Il peso del debito e gli impatti negativi delle misure di austerità hanno sollevato la possibilità di default dei paesi della periferia. La ricerca sottolinea come un default possa essere guidato dal creditore o dal debitore. Questa seconda eventualità potrebbe ridurre sensibilmente il debito complessivo. Il rischio è quello di essere esclusi dal mercato dei capitali, almeno temporaneamente. Gli esempi di Argentina e Russia hanno però mostrato come i risultati possano essere positivi per il paese che decidesse di seguire questa strada. Una strada che potrebbe significare l'uscita dall'eurozona, la svalutazione della propria moneta per aumentare la competitività e la possibilità di rimuovere i vincoli monetari e fiscali del patto di stabilità. Una soluzione che rischia di avere forti ripercussioni sul sistema bancario e monetario. Con ogni probabilità sarebbe necessario come minimo introdurre un forte monitoraggio delle banche e di altre aree dell'economia, un controllo sui flussi di capitali, nuove politiche industriali, una riforma del sistema fiscale in direzione di una maggiore progressività. In poche parole, la ricerca propone esplicitamente un totale cambiamento di rotta rispetto alle politiche neoliberiste.

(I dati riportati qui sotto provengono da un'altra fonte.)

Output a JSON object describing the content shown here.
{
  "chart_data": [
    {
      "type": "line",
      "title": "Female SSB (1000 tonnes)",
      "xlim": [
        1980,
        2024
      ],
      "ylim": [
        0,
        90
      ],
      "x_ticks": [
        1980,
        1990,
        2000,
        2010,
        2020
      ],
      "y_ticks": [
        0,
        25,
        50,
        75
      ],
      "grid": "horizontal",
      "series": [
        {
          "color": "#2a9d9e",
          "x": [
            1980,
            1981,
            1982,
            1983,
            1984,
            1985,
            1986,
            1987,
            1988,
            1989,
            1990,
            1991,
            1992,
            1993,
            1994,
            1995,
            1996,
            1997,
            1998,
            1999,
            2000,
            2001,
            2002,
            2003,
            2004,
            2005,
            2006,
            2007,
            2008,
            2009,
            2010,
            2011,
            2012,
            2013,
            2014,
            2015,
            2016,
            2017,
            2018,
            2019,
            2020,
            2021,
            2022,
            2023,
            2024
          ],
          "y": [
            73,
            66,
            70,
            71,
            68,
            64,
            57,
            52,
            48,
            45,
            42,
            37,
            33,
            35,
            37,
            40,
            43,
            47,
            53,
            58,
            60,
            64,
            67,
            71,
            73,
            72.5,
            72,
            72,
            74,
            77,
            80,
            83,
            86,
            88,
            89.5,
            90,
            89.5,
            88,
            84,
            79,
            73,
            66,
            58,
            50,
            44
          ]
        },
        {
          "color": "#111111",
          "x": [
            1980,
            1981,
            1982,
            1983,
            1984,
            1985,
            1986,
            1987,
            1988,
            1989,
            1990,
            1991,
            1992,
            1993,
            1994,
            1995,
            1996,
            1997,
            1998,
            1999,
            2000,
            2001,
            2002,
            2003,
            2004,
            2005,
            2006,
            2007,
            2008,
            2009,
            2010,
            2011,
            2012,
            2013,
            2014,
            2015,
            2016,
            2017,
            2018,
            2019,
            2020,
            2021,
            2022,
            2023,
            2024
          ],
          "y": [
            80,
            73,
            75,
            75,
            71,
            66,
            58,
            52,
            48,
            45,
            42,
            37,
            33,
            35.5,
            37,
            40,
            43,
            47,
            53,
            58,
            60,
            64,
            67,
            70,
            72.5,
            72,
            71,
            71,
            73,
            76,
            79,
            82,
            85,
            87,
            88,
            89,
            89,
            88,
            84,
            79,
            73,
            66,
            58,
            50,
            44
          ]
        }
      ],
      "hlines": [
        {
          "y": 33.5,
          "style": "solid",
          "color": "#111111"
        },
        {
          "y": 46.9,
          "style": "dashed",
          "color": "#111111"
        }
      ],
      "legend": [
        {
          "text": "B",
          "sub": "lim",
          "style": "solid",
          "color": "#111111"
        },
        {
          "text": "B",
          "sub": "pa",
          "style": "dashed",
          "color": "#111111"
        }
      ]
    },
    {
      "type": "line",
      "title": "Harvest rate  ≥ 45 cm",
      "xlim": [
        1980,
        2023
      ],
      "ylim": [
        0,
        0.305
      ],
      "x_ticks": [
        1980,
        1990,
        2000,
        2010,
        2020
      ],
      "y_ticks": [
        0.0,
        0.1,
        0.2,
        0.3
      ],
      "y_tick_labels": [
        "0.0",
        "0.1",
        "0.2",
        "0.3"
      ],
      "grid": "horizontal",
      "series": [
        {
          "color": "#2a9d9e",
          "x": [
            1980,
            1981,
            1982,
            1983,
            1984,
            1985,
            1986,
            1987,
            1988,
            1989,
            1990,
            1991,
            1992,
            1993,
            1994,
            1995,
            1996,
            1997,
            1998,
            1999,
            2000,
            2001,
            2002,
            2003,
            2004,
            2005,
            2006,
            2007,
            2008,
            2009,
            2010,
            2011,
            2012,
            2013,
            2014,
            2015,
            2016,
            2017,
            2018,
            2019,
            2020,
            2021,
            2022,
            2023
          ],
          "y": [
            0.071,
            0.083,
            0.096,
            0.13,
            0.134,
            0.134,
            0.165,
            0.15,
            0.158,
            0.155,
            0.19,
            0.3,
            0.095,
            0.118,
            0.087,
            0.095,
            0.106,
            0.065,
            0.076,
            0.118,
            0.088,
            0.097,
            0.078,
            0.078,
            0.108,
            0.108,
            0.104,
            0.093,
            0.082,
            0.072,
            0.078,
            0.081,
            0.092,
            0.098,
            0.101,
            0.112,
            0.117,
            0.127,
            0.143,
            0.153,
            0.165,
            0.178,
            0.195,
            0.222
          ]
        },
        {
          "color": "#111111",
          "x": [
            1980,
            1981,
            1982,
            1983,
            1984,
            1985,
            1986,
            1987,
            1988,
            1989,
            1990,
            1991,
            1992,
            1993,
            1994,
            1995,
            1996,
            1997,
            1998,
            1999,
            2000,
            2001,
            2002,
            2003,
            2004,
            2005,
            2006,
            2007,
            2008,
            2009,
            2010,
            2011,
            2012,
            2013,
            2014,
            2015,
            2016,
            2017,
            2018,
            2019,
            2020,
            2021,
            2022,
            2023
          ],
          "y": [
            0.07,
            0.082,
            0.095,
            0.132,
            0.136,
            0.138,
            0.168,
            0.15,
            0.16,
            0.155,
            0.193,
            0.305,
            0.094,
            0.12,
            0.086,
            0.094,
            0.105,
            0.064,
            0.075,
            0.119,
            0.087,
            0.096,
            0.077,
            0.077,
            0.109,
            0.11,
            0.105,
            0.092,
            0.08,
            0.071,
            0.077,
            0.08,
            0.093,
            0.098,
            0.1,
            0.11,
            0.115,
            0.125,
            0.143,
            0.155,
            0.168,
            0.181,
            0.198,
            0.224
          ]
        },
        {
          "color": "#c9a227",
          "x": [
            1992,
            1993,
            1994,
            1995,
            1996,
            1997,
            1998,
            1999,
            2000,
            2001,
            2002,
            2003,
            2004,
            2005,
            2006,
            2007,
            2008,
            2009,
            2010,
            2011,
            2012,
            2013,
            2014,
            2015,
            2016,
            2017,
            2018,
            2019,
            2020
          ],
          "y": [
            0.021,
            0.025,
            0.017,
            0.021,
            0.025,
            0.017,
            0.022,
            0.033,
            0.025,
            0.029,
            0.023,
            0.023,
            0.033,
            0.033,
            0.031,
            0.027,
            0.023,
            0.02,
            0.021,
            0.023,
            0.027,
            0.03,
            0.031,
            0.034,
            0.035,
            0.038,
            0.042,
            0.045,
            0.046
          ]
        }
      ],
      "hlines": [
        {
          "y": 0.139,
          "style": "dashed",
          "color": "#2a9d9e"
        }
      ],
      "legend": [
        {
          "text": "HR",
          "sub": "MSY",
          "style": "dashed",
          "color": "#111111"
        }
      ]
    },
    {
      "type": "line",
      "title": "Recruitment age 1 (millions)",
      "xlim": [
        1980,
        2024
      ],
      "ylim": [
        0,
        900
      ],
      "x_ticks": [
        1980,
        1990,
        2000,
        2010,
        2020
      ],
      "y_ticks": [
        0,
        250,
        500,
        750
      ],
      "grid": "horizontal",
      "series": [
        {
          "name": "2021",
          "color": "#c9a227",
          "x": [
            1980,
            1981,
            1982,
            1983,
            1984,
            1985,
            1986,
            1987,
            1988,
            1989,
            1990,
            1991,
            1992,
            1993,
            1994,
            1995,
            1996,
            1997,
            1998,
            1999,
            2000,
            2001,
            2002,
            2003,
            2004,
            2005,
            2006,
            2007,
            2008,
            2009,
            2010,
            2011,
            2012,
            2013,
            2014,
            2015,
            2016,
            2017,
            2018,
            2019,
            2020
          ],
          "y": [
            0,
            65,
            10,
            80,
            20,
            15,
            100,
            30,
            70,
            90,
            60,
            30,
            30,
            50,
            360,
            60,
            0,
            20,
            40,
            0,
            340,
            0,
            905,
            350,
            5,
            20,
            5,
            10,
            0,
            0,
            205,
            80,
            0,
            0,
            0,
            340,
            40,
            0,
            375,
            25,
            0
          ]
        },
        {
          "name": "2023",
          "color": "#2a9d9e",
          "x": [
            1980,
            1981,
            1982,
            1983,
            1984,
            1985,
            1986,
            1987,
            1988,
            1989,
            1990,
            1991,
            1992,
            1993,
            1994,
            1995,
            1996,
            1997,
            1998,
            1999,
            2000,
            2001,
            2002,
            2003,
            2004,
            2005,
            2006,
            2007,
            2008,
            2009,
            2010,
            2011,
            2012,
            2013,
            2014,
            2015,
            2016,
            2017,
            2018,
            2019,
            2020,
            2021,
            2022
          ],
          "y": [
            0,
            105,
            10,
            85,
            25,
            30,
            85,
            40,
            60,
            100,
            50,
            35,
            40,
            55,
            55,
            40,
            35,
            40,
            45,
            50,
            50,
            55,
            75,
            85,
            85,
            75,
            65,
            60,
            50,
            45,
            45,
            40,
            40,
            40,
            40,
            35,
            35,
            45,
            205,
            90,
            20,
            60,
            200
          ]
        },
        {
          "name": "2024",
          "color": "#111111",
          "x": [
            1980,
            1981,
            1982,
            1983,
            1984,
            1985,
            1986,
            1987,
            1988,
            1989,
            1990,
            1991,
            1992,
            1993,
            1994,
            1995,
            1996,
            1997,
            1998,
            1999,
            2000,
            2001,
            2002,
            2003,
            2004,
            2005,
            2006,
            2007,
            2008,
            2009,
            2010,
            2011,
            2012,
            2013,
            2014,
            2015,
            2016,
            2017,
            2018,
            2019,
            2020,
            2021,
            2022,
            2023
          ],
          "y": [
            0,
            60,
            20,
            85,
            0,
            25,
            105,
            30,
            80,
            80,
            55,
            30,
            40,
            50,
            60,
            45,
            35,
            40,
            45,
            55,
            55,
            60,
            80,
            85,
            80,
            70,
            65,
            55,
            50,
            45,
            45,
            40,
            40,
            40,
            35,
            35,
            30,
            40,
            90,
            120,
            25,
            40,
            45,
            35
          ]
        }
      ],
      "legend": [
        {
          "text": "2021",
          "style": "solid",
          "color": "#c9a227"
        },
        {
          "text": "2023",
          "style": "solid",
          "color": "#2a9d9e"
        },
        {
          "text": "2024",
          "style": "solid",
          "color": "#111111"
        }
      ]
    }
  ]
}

Si tratta di scelte dalle implicazioni enormi. E' necessario, conclude lo studio, pesare bene i diversi fattori in gioco e valutare i costi, i benefici e gli impatti sociali di un'azione abbastanza radicale da spezzare la spirale dell'indebitamento, o, all'opposto, quelli di una recessione e di una stagnazione di lungo termine in diversi Paesi europei.